A joint venture between Westbrook Partners and The Casey Brown Co. has received a $121.3 million bridge loan from CIM Group for AMP&RSAND, a 342,742-square-foot creative office campus in San Diego. The new financing package pays down a $110.5 million loan, which Oaktree Capital Management originated in 2018, CommercialEdge data shows.
Cushman & Wakefield’s Rob Rubano arranged the loan.

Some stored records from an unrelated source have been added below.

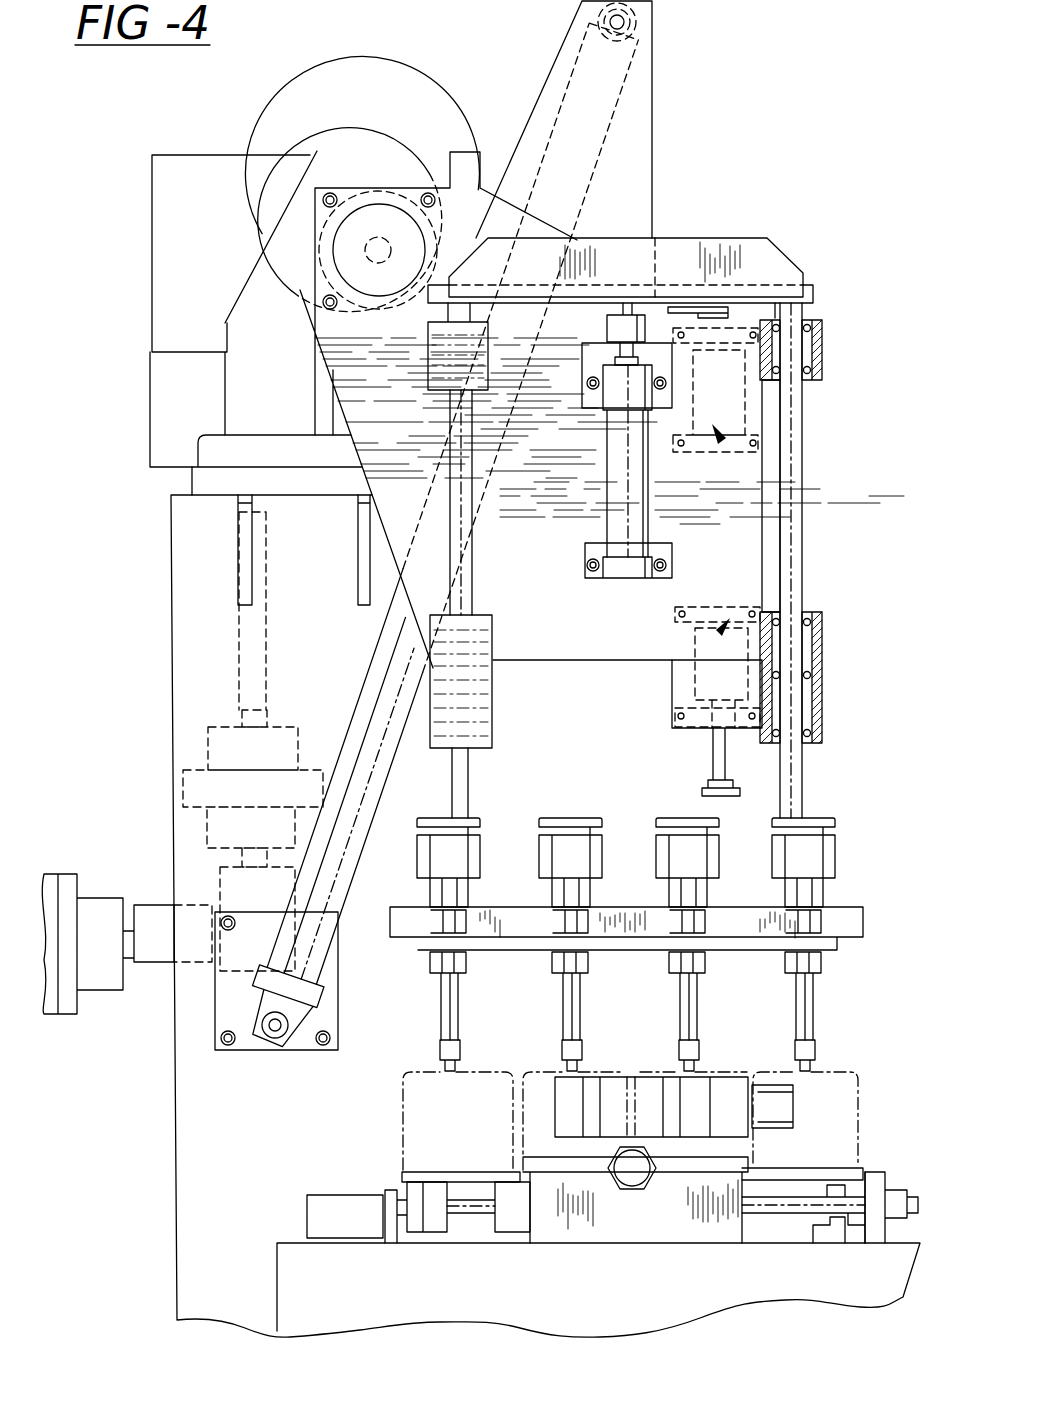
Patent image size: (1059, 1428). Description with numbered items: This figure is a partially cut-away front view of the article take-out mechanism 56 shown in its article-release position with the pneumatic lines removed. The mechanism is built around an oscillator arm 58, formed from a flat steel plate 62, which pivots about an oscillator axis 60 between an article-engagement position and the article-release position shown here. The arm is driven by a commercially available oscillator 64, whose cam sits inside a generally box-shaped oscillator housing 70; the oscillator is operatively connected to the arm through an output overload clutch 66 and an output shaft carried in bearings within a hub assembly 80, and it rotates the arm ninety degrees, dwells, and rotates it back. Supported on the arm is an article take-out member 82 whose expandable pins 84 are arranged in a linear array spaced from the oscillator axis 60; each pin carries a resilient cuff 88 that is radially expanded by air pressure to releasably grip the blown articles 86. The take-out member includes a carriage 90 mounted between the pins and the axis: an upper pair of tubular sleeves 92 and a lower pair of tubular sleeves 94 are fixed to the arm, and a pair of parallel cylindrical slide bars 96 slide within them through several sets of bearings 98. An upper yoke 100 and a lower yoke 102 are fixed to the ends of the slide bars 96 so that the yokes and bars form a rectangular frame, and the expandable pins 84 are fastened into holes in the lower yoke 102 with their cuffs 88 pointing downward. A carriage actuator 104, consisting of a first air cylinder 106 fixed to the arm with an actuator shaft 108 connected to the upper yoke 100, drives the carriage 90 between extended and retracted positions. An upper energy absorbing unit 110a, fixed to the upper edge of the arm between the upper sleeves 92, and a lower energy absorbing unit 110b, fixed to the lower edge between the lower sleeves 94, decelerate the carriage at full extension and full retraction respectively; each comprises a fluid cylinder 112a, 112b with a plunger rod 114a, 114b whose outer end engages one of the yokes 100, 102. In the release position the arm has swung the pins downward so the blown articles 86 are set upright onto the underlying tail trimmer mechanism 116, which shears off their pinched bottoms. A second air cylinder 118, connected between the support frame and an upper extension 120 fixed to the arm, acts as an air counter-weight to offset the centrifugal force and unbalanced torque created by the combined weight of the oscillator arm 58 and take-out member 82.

The article take-out mechanism 56 is at (128, 190).
The oscillator arm 58 is at (747, 505).
The oscillator axis 60 is at (378, 243).
The flat steel plate 62 is at (747, 563).
The oscillator 64 is at (262, 152).
The output overload clutch 66 is at (325, 158).
The oscillator housing 70 is at (190, 185).
The hub assembly 80 is at (420, 175).
The article take-out member 82 is at (785, 240).
The expandable pins 84 is at (560, 995).
The blown articles 86 is at (545, 1080).
The resilient cuff 88 is at (450, 1052).
The carriage 90 is at (804, 393).
The upper tubular sleeves 92 is at (813, 313).
The lower tubular sleeves 94 is at (495, 650).
The slide bars 96 is at (470, 805).
The bearings 98 is at (803, 332).
The upper yoke 100 is at (700, 248).
The lower yoke 102 is at (845, 905).
The carriage actuator 104 is at (608, 445).
The first air cylinder 106 is at (615, 515).
The actuator shaft 108 is at (627, 312).
The upper energy absorbing unit 110a is at (737, 450).
The lower energy absorbing unit 110b is at (740, 607).
The fluid cylinder 112a is at (728, 397).
The fluid cylinder 112b is at (672, 680).
The plunger rod 114a is at (760, 310).
The plunger rod 114b is at (714, 745).
The tail trimmer mechanism 116 is at (868, 1169).
The second air cylinder 118 is at (385, 665).
The upper extension 120 is at (640, 55).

The former home of The San Diego Union-Tribune, AMP&RSAND opened its doors in 2018 following an extensive redevelopment project to shift the asset from its previous use as a printing press into a creative office campus. The largest tenant, Encore Capital Group, became the property’s first after signing a full-floor lease in September 2018 for approximately 41,000 square feet. Another major tenant, QDOBA Mexican Eats, moved its headquarters to 34,000 square feet on the fourth floor in 2019.
Located at 350 Camino De La Reina in the Mission Valley submarket, the two buildings offer 37,852-square-foot average floorplates, 14-foot ceilings, a 5,000-square-foot fitness center and nine patios totaling 64,000 square feet of outdoor space.
Life sciences buoying market
San Diego’s office market struggled in 2020, with CommercialEdge showing that same-store asking rates dropped by a stunning 11.7 percent, the largest downshift nationwide. Mission Valley has not been immune. A fourth-quarter office report from JLL pegs the submarket’s net absorption at negative 260,000 square feet in 2020, with vacancy holding at 15.4 percent, well above the overall market’s 13.3 percent.
The market’s Class A assets have thus far remained resilient, though slowed leasing velocity amid tenant consolidations and downsizing are likely to intensify headwinds. Even so, San Diego’s life sciences sector continues to play an important role in the office sector’s health, amid escalating nationwide demand pushing rents ever higher.